With just one NVIDIA Tesla V100 GPU and a CPU core, the team trained the virtual agents to run in less than 20 minutes within the FleX GPU-based physics engine. The work used 10 to 1000x fewer CPU cores than previous works. The simulator can even support hundreds to thousands of virtual robots at the same time on a single GPU.
“Unlike simulating individual robots on each CPU cores, we load all simulated agents onto the same scene on one GPU, so they can interact and collide with each other,” the researchers stated. “The peak GPU simulation frame time per agent for the humanoid environment is less than 0.02ms.”
“Using FleX, we implement an OpenAI Gymlike interface to perform RL experiments for continuous control locomotion tasks,” the team stated.
Using the OpenAI Roboschool and the Deepmind Parkour environments the team trained the virtual agents to run toward changing targets, recover from falls, and run on complex and uneven terrains.
Prior works compared to the new NVIDIA work
Algorithm | CPU Cores | GPUS | Time (mins) |
Evolution Strategies | 1440 | – | 10 |
Augmented Random Search | 48 | – | 21 |
Distributed Prioritized Experience Replay | 32 | 1 | 240 |
Proximal Policy Optimization w/ GPU Simulation (Ours) | 1 | 1 | 16 |
Resources and Times for Training a Humanoid to Run.

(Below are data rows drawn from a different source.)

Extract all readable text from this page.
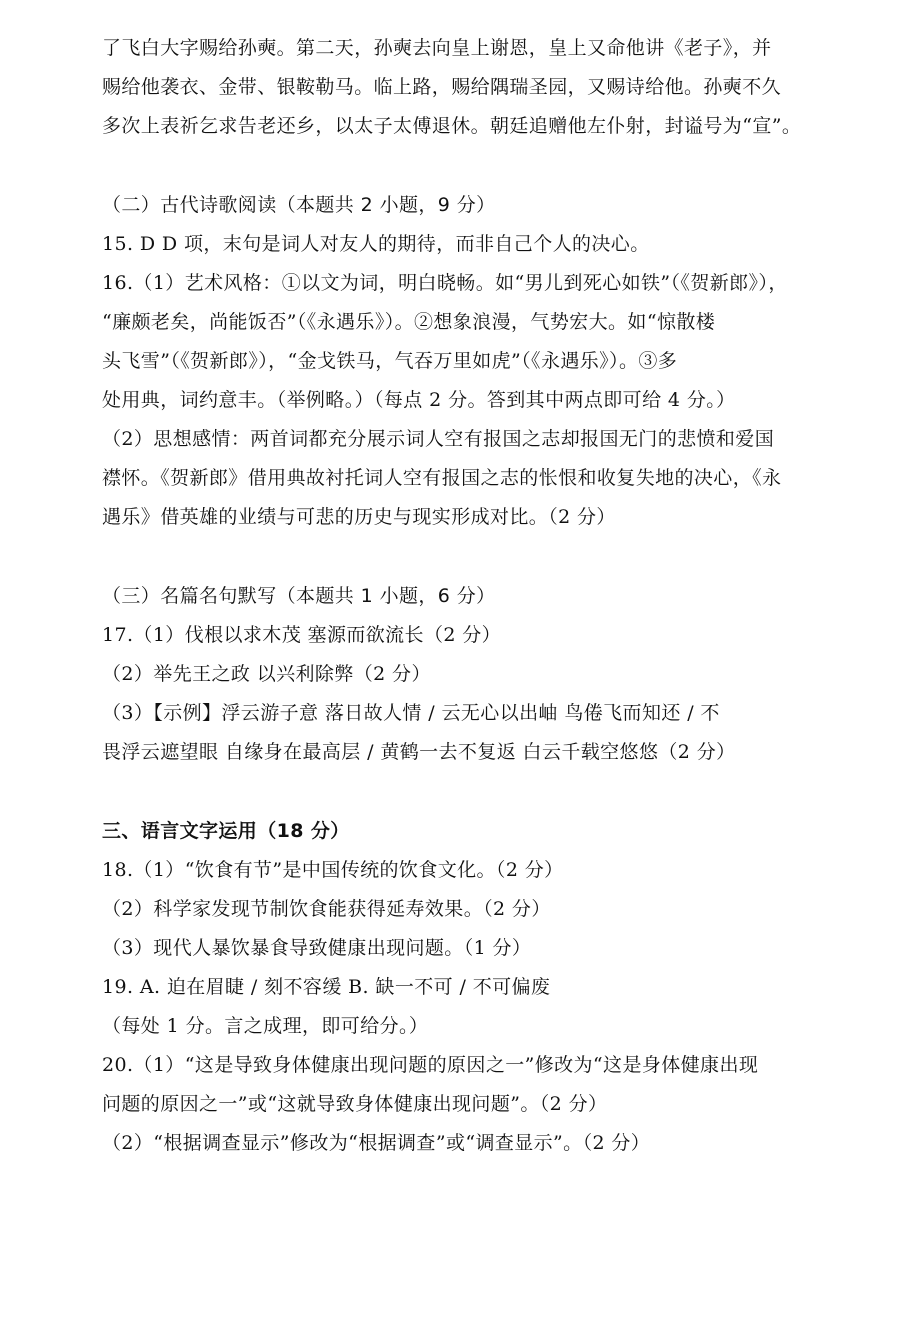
了飞白大字赐给孙奭。第二天，孙奭去向皇上谢恩，皇上又命他讲《老子》，并
赐给他袭衣、金带、银鞍勒马。临上路，赐给隅瑞圣园，又赐诗给他。孙奭不久
多次上表祈乞求告老还乡，以太子太傅退休。朝廷追赠他左仆射，封谥号为“宣”。
（二）古代诗歌阅读（本题共 2 小题，9 分）
15. D D 项，末句是词人对友人的期待，而非自己个人的决心。
16.（1）艺术风格：①以文为词，明白晓畅。如“男儿到死心如铁”（《贺新郎》），
“廉颇老矣，尚能饭否”（《永遇乐》）。②想象浪漫，气势宏大。如“惊散楼
头飞雪”（《贺新郎》），“金戈铁马，气吞万里如虎”（《永遇乐》）。③多
处用典，词约意丰。（举例略。）（每点 2 分。答到其中两点即可给 4 分。）
（2）思想感情：两首词都充分展示词人空有报国之志却报国无门的悲愤和爱国
襟怀。《贺新郎》借用典故衬托词人空有报国之志的怅恨和收复失地的决心，《永
遇乐》借英雄的业绩与可悲的历史与现实形成对比。（2 分）
（三）名篇名句默写（本题共 1 小题，6 分）
17.（1）伐根以求木茂 塞源而欲流长（2 分）
（2）举先王之政 以兴利除弊（2 分）
（3）【示例】浮云游子意 落日故人情 / 云无心以出岫 鸟倦飞而知还 / 不
畏浮云遮望眼 自缘身在最高层 / 黄鹤一去不复返 白云千载空悠悠（2 分）
三、语言文字运用（18 分）
18.（1）“饮食有节”是中国传统的饮食文化。（2 分）
（2）科学家发现节制饮食能获得延寿效果。（2 分）
（3）现代人暴饮暴食导致健康出现问题。（1 分）
19. A. 迫在眉睫 / 刻不容缓 B. 缺一不可 / 不可偏废
（每处 1 分。言之成理，即可给分。）
20.（1）“这是导致身体健康出现问题的原因之一”修改为“这是身体健康出现
问题的原因之一”或“这就导致身体健康出现问题”。（2 分）
（2）“根据调查显示”修改为“根据调查”或“调查显示”。（2 分）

“In contrast to prior works that trained locomotion tasks on CPU clusters, with some using hundreds to thousands of CPU cores, we are able to train a humanoid to run in less than 20 minutes on a single machine with 1 GPU and CPU core, making GPU-accelerated RL simulation a viable alternative to CPU-based ones,” the team explained in their paper.
The work is an ongoing research project at NVIDIA. The paper will be presented at the Conference on Robot Learning in Zurich, Switzerland this week.

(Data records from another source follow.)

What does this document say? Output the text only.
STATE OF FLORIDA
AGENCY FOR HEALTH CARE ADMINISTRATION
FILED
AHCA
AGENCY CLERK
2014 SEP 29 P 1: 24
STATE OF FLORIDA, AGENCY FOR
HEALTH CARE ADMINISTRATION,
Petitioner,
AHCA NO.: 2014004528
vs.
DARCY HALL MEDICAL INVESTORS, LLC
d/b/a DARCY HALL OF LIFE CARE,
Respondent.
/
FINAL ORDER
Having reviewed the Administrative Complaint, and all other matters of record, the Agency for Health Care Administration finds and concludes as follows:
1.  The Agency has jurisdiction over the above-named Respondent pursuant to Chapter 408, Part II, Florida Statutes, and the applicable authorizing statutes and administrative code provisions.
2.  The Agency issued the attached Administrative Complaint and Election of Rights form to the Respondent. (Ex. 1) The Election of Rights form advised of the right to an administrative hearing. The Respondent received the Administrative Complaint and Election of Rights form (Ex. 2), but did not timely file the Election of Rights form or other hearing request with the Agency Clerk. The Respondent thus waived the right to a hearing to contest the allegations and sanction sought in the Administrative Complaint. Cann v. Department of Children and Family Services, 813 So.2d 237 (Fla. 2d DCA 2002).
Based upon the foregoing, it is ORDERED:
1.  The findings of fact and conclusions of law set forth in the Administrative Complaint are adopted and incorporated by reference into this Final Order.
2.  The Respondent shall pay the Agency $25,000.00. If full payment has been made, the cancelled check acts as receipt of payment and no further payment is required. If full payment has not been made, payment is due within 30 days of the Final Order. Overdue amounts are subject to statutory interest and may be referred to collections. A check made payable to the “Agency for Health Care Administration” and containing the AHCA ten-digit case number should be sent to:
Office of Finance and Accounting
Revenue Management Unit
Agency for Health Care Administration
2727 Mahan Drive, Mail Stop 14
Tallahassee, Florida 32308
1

The team says they will next train their virtual agents in more complex humanoid environments, allowing the humanoid to actively control the orientation of the rays used to generate the height map. This could lead to the virtual agents navigating obstacles in mid-air.
The team is comprised of researchers Jacky Liang, Viktor Makoviychuk, Ankur Handa, Nuttapong Chentanez, Miles Macklin, and Dieter Fox.